AUGUSTA, Maine — A prosecutor from Aroostook County tried to convince members of the state’s highest court on Thursday that the state should be able to use evidence from a 27-year-old manslaughter case against a Mount Desert man recently charged with aggravated criminal operating under the influence of intoxicants.

However, the defense attorney for Troy Hastey, 45, argued that when his client pleaded guilty to manslaughter more than two decades ago, an accompanying OUI charge was dismissed, and thus any evidence that alcohol was involved in that accident cannot be used against him now.

An Aroostook County grand jury indicted Hastey in February 2016, stating that on Dec. 12, 2015, in Houlton, Hastey “did operate a motor vehicle while under the influence of intoxicants or while having [a blood] alcohol level of 0.08 or more.”

The charge was elevated to aggravated criminal OUI because of Hastey’s previous conviction for manslaughter involving a fatal accident in which alcohol allegedly was involved.

According to BDN archives, police said Hastey, then 18, was driving under the influence of liquor on Jan. 19, 1990, when his 1978 GMC pickup truck crossed the centerline as he was headed south on North Street in Houlton. The truck hit a 1986 Chevrolet driven by Ella Grant, 53, of Houlton, who was killed in the collision.

Hastey pleaded guilty to manslaughter and was convicted in May 1991. He was sentenced to seven years in prison with all but two years suspended and four years probation.

In the current case, the state had intended to introduce evidence from the 1990 accident showing that Hastey’s 1991 conviction was “involving or resulting from” operating under the influence of alcohol.

The difference in a potential penalty for Hastey is significant. A first OUI offense in Maine, as long as there are no aggravating factors, is a misdemeanor punishable by no more than 364 days in jail and a maximum fine of $2,000. A charge of aggravated criminal OUI is a class C felony, punishable by up to five years in prison and a $5,000 fine.

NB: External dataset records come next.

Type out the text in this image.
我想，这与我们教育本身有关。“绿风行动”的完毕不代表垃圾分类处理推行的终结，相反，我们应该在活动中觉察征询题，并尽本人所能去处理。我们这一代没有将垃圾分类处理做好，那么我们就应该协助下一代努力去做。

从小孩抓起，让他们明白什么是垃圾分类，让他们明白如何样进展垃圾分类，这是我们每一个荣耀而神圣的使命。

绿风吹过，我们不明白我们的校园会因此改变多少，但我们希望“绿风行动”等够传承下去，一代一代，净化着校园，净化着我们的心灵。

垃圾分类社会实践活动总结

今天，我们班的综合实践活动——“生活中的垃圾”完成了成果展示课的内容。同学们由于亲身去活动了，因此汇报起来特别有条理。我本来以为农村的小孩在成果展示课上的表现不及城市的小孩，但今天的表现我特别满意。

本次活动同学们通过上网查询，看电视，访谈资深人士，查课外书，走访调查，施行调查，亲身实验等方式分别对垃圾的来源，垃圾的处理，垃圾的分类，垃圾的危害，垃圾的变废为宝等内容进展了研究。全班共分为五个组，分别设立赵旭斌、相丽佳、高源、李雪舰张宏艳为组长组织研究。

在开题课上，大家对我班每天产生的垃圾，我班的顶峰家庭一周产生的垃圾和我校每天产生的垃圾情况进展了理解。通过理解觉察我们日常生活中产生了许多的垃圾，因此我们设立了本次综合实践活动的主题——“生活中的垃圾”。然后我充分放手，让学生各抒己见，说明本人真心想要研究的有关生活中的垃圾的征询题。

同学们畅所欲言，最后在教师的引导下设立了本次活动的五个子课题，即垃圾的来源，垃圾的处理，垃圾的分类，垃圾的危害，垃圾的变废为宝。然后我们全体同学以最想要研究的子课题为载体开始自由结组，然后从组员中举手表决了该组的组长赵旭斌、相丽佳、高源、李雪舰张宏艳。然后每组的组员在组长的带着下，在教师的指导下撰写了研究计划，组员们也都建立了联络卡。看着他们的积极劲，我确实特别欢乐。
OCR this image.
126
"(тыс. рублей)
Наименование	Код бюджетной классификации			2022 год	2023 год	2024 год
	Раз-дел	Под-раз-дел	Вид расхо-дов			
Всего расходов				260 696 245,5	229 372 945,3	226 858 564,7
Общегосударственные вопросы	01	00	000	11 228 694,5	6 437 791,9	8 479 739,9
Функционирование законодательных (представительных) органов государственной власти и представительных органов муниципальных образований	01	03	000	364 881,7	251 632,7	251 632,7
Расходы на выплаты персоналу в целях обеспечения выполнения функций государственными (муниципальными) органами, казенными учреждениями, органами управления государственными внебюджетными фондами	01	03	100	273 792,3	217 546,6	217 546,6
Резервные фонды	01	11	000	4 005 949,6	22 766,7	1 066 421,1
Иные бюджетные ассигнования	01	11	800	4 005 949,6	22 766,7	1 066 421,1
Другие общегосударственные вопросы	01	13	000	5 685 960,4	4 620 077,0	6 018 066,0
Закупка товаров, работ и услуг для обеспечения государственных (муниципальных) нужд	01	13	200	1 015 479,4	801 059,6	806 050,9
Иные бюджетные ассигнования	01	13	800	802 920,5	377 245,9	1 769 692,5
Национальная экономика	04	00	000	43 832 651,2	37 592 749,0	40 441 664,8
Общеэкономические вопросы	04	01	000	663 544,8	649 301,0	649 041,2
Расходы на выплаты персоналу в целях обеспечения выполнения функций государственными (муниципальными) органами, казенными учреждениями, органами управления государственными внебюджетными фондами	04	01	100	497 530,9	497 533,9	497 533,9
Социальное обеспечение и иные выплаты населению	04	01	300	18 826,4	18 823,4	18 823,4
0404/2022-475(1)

Following a motion filed last year by Hastey’s attorney, Kirk Bloomer, the trial judge ruled that the state could present as evidence only the indictment and judgment from the manslaughter conviction, which did not indicate that the alcohol was involved.

The state appealed that decision to the Maine Supreme Judicial Court.

On Thursday, Bloomer told the Law Court that the state’s appeal should be dismissed. He argued that when Hastey pleaded guilty to manslaughter back in 1991, the OUI charge was dismissed. Superior Court documents showed only that Hastey was convicted of reckless and criminally negligent operation of a motor vehicle causing the death of another person.

Aroostook County Assistant District Attorney Kurt Kafferlin argued Thursday that the trial court erred in determining that the state was not entitled to introduce evidence other than the indictment and judgment in order to prove that Hastey’s manslaughter conviction was related to driving under the influence.

“How do you expect to prove a case 25 years later?” Supreme Court Justice Ellen Gorman asked Kafferlin.

He told the justices that Hastey had waived his right to a jury trial in the current case, so the state would hold a bench trial and all evidence, including from 1991, would be presented to a judge. He also said that the majority of the witnesses who were involved in the 1991 case were still around and available to testify.

“The sergeant who did the intoxilyzer just retired last year,” the prosecutor said. “One of the individuals at the accident scene who smelled alcohol on Hastey’s breath is an attorney in the area.”

Other justices pointed out out to Kafferlin how daunting it would be to try a case this old with allegations this “stale.”

Bloomer agreed.

“I’ve never had the state come back and try to use a charge that was dismissed against someone in a subsequent prosecution,” he said.

The Law Court will take the matter under advisement and issue a decision at a later date.